Por que é que não há espaço para a liberdade da vontade na
concepção científica contemporânea? Na física, os nossos mecanismos
explanatórios básicos funcionam de baixo para cima. E a relação da mente com o
cérebro é um exemplo de uma tal relação. As características mentais são
causadas por e realizadas em fenómenos neurofisiológicos. Mas deparamos com a
causação da mente para o corpo, isto é, deparamos com a causação de cima para
baixo, durante uma passagem de tempo. Assim, por exemplo, suponhamos que eu
quero causar a libertação de acetilcolina neurotransmissora nas placas
terminais do axónio dos meus neurónios motores; posso fazer isso mediante a
simples decisão de levantar o meu braço e, em seguida, de o levantar. Aqui, o
acontecimento mental, a intenção de levantar o meu braço causa o acontecimento
físico, a libertação da acetilcolina – um caso de causação de cima para baixo.

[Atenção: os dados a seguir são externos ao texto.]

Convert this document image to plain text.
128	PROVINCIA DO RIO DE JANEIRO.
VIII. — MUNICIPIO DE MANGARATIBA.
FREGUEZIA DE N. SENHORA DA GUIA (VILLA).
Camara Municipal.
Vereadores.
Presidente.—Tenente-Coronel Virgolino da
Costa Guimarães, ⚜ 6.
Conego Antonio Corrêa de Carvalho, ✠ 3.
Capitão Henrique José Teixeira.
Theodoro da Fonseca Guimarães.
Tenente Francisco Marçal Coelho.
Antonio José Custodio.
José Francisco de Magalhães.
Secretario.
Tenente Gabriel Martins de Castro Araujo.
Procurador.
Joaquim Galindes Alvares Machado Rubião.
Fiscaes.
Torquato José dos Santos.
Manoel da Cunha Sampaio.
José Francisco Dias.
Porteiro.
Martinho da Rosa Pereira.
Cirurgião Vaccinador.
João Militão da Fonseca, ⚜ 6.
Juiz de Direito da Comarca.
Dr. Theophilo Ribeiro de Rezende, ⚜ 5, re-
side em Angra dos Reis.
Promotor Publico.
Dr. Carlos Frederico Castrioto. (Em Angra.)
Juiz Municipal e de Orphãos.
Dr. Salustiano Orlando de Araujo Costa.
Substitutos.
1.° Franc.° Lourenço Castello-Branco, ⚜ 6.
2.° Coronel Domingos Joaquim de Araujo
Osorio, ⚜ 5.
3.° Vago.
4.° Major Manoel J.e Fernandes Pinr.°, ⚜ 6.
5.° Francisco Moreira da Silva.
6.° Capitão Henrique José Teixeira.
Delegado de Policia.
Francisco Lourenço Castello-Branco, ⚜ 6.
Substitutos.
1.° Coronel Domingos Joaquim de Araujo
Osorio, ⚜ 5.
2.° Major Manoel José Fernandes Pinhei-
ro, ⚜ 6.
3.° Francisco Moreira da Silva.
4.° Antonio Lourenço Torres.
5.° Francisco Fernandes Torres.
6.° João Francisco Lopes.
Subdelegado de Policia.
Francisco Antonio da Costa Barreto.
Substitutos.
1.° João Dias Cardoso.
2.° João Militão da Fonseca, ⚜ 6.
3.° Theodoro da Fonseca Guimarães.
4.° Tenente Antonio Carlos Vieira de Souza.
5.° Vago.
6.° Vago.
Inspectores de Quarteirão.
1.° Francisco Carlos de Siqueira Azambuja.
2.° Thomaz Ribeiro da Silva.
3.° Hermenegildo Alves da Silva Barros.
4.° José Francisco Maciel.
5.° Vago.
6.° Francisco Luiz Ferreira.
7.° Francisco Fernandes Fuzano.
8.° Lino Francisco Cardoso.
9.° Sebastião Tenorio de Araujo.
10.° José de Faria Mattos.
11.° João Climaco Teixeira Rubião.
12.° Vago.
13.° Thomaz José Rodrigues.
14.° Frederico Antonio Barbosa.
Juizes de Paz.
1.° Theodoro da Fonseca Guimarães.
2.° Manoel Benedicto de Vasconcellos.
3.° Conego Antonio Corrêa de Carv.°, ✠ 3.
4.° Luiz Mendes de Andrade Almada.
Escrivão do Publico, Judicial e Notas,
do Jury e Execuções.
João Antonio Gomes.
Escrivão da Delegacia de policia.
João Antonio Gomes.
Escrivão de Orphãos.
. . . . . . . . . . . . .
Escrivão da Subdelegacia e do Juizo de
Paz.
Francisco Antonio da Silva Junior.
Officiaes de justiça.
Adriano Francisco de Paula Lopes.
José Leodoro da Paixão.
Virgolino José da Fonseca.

Mas a causação de cima para baixo opera unicamente porque os acontecimentos
mentais se baseiam na neurofisiologia para se iniciarem. Enquanto aceitarmos
esta concepção do modo como a natureza opera, então não parece haver qualquer
espaço para a liberdade da vontade, porque, nesta concepção, a mente pode
apenas afectar a natureza enquanto é uma parte da natureza. Mas, se assim é,
então, tal como o resto da natureza, as suas características são determinadas
nos microníveis básicos da física.
Mas se a liberdade é uma ilusão, por que é que é uma ilusão que,
aparentemente, somos incapazes de abandonar? A primeira coisa a observar a
propósito da concepção da liberdade humana é que ela está essencialmente ligada
à consciência. Apenas atribuímos liberdade aos seres conscientes.
Não podemos abandonar a convicção de liberdade, porque esta
convicção está inserida em toda a acção intencional normal e consciente. E
usamos esta convicção para identificarmos e explicarmos as acções. Este sentido
de liberdade não é apenas uma característica de deliberação, mas é parte de
qualquer acção, seja premeditada ou espontânea.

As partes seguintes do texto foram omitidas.